Le Doyen des juges d’instruction de Dakar a pris le 8 juin dernier une ordonnance de non-lieu en faveur du cambiste Demba Hamel Sy, de ses deux enfants Cheikh Ahmeth Tidiane Sy et Samba Sy, tous soupçonnés par la Cellule nationale de traitement des informations financières (Centif) de « recyclage de fonds » portant sur 52.853.54.469 Fcfa.

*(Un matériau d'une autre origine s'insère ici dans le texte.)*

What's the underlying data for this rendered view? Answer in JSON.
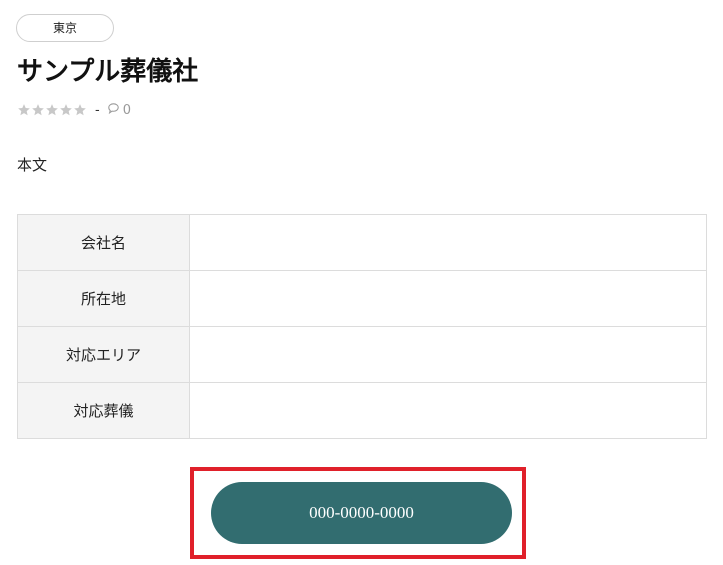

Dans son ordonnance qui fait suite à plus de quatre mois de procédure, sanctionnés par l’inculpation des trois membres de la famille Sy le 6 avril 2010, le juge du premier cabinet blanchit Samuel Sarr « invité » dans cette affaire pour avoir échangé, sur une période de trois ans, 108 millions de Fcfa auprès du cambiste.

Les soupçons de la Centif

Le 13 septembre 2010, le président de la Cellule nationale de traitement des informations financières (Centif) transmettait au Procureur de la République Ousmane Diagne le rapport numéro Fnk/Mef/Centif relatif à des soupçons de blanchiment de capitaux portant sur la somme de 52.853.54.469 Fcfa imputables principalement à Demba Hamel Sy, agréé de change manuel. La Centif expliquait dans son rapport avoir été informée par un déclarant (en référence à la déclaration de soupçon, l’identité de l’information est toujours gardée confidentielle selon les textes) de la passation par Demba Hamel Sy de nombreuses transactions suspectes auprès de la United Bank of Africa et de Ecobank, qui retraçaient dans leurs livres d’importants mouvements de capitaux révélateurs d’indices de blanchiment de capitaux. Il précisait que pour Uba, Demba Hamel Sy avait ouvert un compte numéro 3030700000029 le 12 mai 2009 avec une procuration donnée sur ce compte à ses fils Cheikhouna Ahmed Tidiane Sy et Samba Demba Sy ; lequel compte avait entre le 12 mai 2009 et le 31 août 2010, enregistré des versements en espèces de 27.48.063.865 Fcfa dont les 24.996.101.854 Cfa avaient servi à l’achat de devises pour des montants respectifs de 17.072.500 euros et 100.000 dollars. Toujours selon la Centif, le compte ouvert dans les livres de Ecobank enregistrait à son tour des mouvements similaires entre janvier 2009 et juin 2010, portant sur la somme de 28.071.422.150 Fcfa ayant servi à l’achat de devises, dont 23.195.000 euros et 28.570.000 dollars.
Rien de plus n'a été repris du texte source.